The latest sign of YouTube's magnetic pull came yesterday as Electus (the multimedia studio headed by NBC's former entertainment honcho Ben Silverman and backed by IAC) announced that it had recruited Bruce Seidel to head its food channel on YouTube. Seidel, who most recently led programming for the Cooking Channel and was previously a senior programming executive at Food Network, where he developed the "Iron Chef" shows among others, obviously knows a thing or two about creating compelling food-related content. No doubt he'll quickly establish Electus's food channel as a popular draw while leveraging YouTube's many interactive possibilities.
Meanwhile today brings the launch of "START" the new gaming channel from IGN, which News Corp. acquired for $650 million in 2006. It will feature at least 5 long-form original programs, some of which will be produced by Reveille, another News Corp. property (coincidentally founded by Silverman) that is responsible for popular TV shows "Ugly Betty" and "The Office." START will compete for audience with cable's G4 among others.
On top of these are channels from celebrities like CSI's Anthony Zuiker, Stan Lee, Jay-Z, Deepak Chopra and action sports stars Tony Hawk, Shaun White and Kelly Slater among others. Then there are a host of new channels backed by hugely popular online content destinations like Machinima, TED, SB Nation, The Onion, WSJ, VICE, MyDamnChannel, Bleacher Report and others. Each one of them will compete for attention, to one extent or another, with various channels found on the cable dial.
Beyond the channels themselves, there are also interesting dynamics regarding how YouTube will play a role in launching new talent. For example, I was intrigued by a session I moderated at last week's NATPE Conference (where YouTube also had a huge presence) with David Sievers and Jeremy Welt, executives with Maker Studios. For those not familiar with Maker, it's an online-only studio that is now generating over 500 million views per month via YouTube, and is also part of the 100 channels effort with its Maker Music channel. Something that really struck me in our conversation is how they view YouTube as offering a totally new playbook for breaking new talent. YouTube's vast reach and engagement offer a vibrant platform for new artists to express their creativity and directly find their audience. The new channels represent a launch pad for them.

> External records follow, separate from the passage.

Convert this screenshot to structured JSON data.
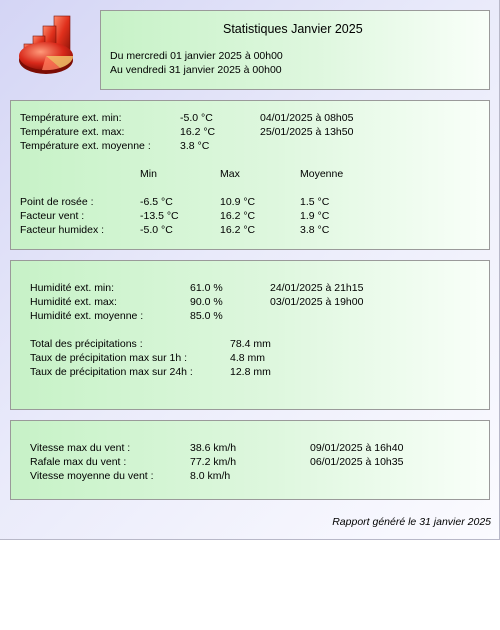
{
  "header": {
    "title": "Statistiques Janvier 2025",
    "from": "Du mercredi 01 janvier 2025 à 00h00",
    "to": "Au vendredi 31 janvier 2025 à 00h00"
  },
  "temperature": {
    "min_label": "Température ext. min:",
    "min_value": "-5.0 °C",
    "min_date": "04/01/2025 à 08h05",
    "max_label": "Température ext. max:",
    "max_value": "16.2 °C",
    "max_date": "25/01/2025 à 13h50",
    "avg_label": "Température ext. moyenne :",
    "avg_value": "3.8 °C",
    "col_min": "Min",
    "col_max": "Max",
    "col_avg": "Moyenne",
    "rows": [
      {
        "label": "Point de rosée :",
        "min": "-6.5 °C",
        "max": "10.9 °C",
        "avg": "1.5 °C"
      },
      {
        "label": "Facteur vent :",
        "min": "-13.5 °C",
        "max": "16.2 °C",
        "avg": "1.9 °C"
      },
      {
        "label": "Facteur humidex :",
        "min": "-5.0 °C",
        "max": "16.2 °C",
        "avg": "3.8 °C"
      }
    ]
  },
  "humidity": {
    "min_label": "Humidité ext. min:",
    "min_value": "61.0 %",
    "min_date": "24/01/2025 à 21h15",
    "max_label": "Humidité ext. max:",
    "max_value": "90.0 %",
    "max_date": "03/01/2025 à 19h00",
    "avg_label": "Humidité ext. moyenne :",
    "avg_value": "85.0 %",
    "precip_total_label": "Total des précipitations :",
    "precip_total_value": "78.4 mm",
    "rate_1h_label": "Taux de précipitation max sur 1h :",
    "rate_1h_value": "4.8 mm",
    "rate_24h_label": "Taux de précipitation max sur 24h :",
    "rate_24h_value": "12.8 mm"
  },
  "wind": {
    "max_label": "Vitesse max du vent :",
    "max_value": "38.6 km/h",
    "max_date": "09/01/2025 à 16h40",
    "gust_label": "Rafale max du vent :",
    "gust_value": "77.2 km/h",
    "gust_date": "06/01/2025 à 10h35",
    "avg_label": "Vitesse moyenne du vent :",
    "avg_value": "8.0 km/h"
  },
  "footer": "Rapport généré le 31 janvier 2025",
  "icons": {
    "logo": "stats-chart-icon"
  },
  "colors": {
    "panel_green": "#c7f2c7",
    "page_lavender": "#d4d5f5",
    "logo_red": "#d42a1a"
  }
}
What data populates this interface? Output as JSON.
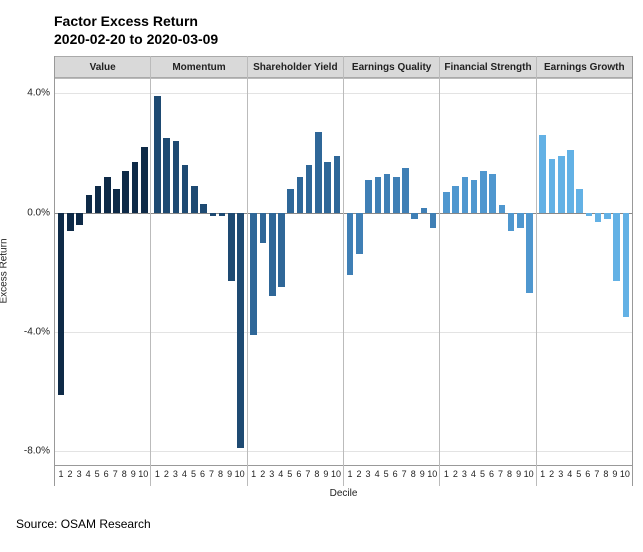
{
  "title_line1": "Factor Excess Return",
  "title_line2": "2020-02-20 to 2020-03-09",
  "y_axis_label": "Excess Return",
  "x_axis_label": "Decile",
  "source_text": "Source: OSAM Research",
  "ylim_min": -8.5,
  "ylim_max": 4.5,
  "y_ticks": [
    {
      "value": 4.0,
      "label": "4.0%"
    },
    {
      "value": 0.0,
      "label": "0.0%"
    },
    {
      "value": -4.0,
      "label": "-4.0%"
    },
    {
      "value": -8.0,
      "label": "-8.0%"
    }
  ],
  "x_categories": [
    "1",
    "2",
    "3",
    "4",
    "5",
    "6",
    "7",
    "8",
    "9",
    "10"
  ],
  "background_color": "#ffffff",
  "grid_color": "#e3e3e3",
  "header_bg": "#d9d9d9",
  "panels": [
    {
      "label": "Value",
      "color": "#0e2a47",
      "values": [
        -6.1,
        -0.6,
        -0.4,
        0.6,
        0.9,
        1.2,
        0.8,
        1.4,
        1.7,
        2.2
      ]
    },
    {
      "label": "Momentum",
      "color": "#1e4a72",
      "values": [
        3.9,
        2.5,
        2.4,
        1.6,
        0.9,
        0.3,
        -0.1,
        -0.1,
        -2.3,
        -7.9
      ]
    },
    {
      "label": "Shareholder Yield",
      "color": "#2f6798",
      "values": [
        -4.1,
        -1.0,
        -2.8,
        -2.5,
        0.8,
        1.2,
        1.6,
        2.7,
        1.7,
        1.9
      ]
    },
    {
      "label": "Earnings Quality",
      "color": "#3f7fb5",
      "values": [
        -2.1,
        -1.4,
        1.1,
        1.2,
        1.3,
        1.2,
        1.5,
        -0.2,
        0.15,
        -0.5
      ]
    },
    {
      "label": "Financial Strength",
      "color": "#4f97cf",
      "values": [
        0.7,
        0.9,
        1.2,
        1.1,
        1.4,
        1.3,
        0.25,
        -0.6,
        -0.5,
        -2.7
      ]
    },
    {
      "label": "Earnings Growth",
      "color": "#63b1e5",
      "values": [
        2.6,
        1.8,
        1.9,
        2.1,
        0.8,
        -0.1,
        -0.3,
        -0.2,
        -2.3,
        -3.5
      ]
    }
  ]
}
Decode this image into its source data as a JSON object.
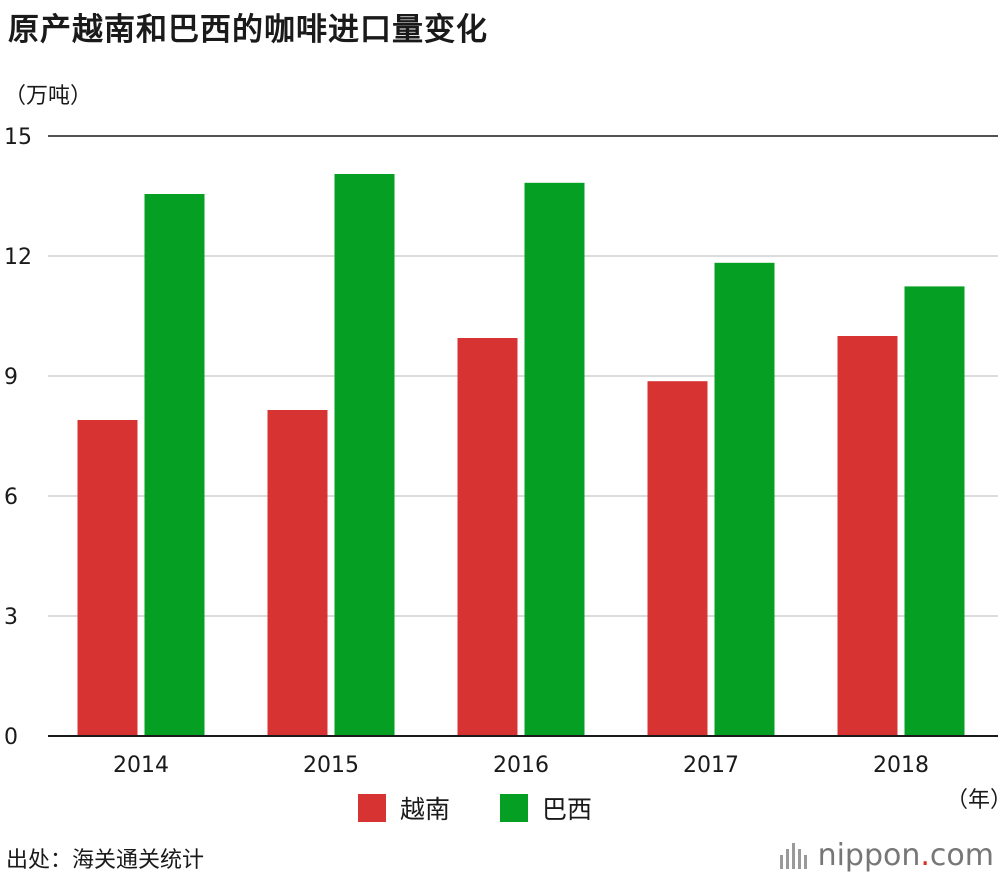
{
  "title": "原产越南和巴西的咖啡进口量变化",
  "source": "出处：海关通关统计",
  "logo": {
    "name": "nippon",
    "dot": ".",
    "domain": "com"
  },
  "chart_data": {
    "type": "bar",
    "title": "原产越南和巴西的咖啡进口量变化",
    "ylabel": "（万吨）",
    "xlabel": "（年）",
    "categories": [
      "2014",
      "2015",
      "2016",
      "2017",
      "2018"
    ],
    "series": [
      {
        "name": "越南",
        "color": "#d73333",
        "values": [
          7.9,
          8.15,
          9.95,
          8.87,
          10.0
        ]
      },
      {
        "name": "巴西",
        "color": "#05a023",
        "values": [
          13.55,
          14.05,
          13.83,
          11.83,
          11.24
        ]
      }
    ],
    "ylim": [
      0,
      15
    ],
    "yticks": [
      0,
      3,
      6,
      9,
      12,
      15
    ],
    "grid": true,
    "legend": "bottom"
  }
}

I was recently having a spirited debate over what impact new over-the-top alternatives will have on the pay-TV industry (e.g. cord-cutting, shaving, nevering, etc.) with a former colleague of mine from my cable days who has gone on to become one of the industry's top researchers. My position was that the wasteful cross-subsidies inherent in multichannel subscription bundling, coupled with spiraling rates, will create momentum for OTT options, eventually leading to fragmentation. The Internet has proven itself ruthless in rooting out analog era market inefficiencies and long-term, I believe the video business will be no different. He took the opposite view, insisting the firewall is that the majority of new, compelling content is not available on the Internet.
That comment struck me as reflecting the same type of thinking as that of broadcast TV executives from 30-35 years ago as they dismissed nascent cable TV networks then airing a hodgepodge of re-runs and lesser sports. The lesson: it's all too easy for incumbents to see the world only as it is, not as it could be. YouTube - and the many others who are pursuing original online programming - are still in their early days. But when combined with changes in viewer behavior, the proliferation of connected and mobile viewing devices and the firming up of online video monetization models, I'm betting that these efforts, particularly those led by YouTube, are going to be a highly disruptive force to the traditional TV ecosystem.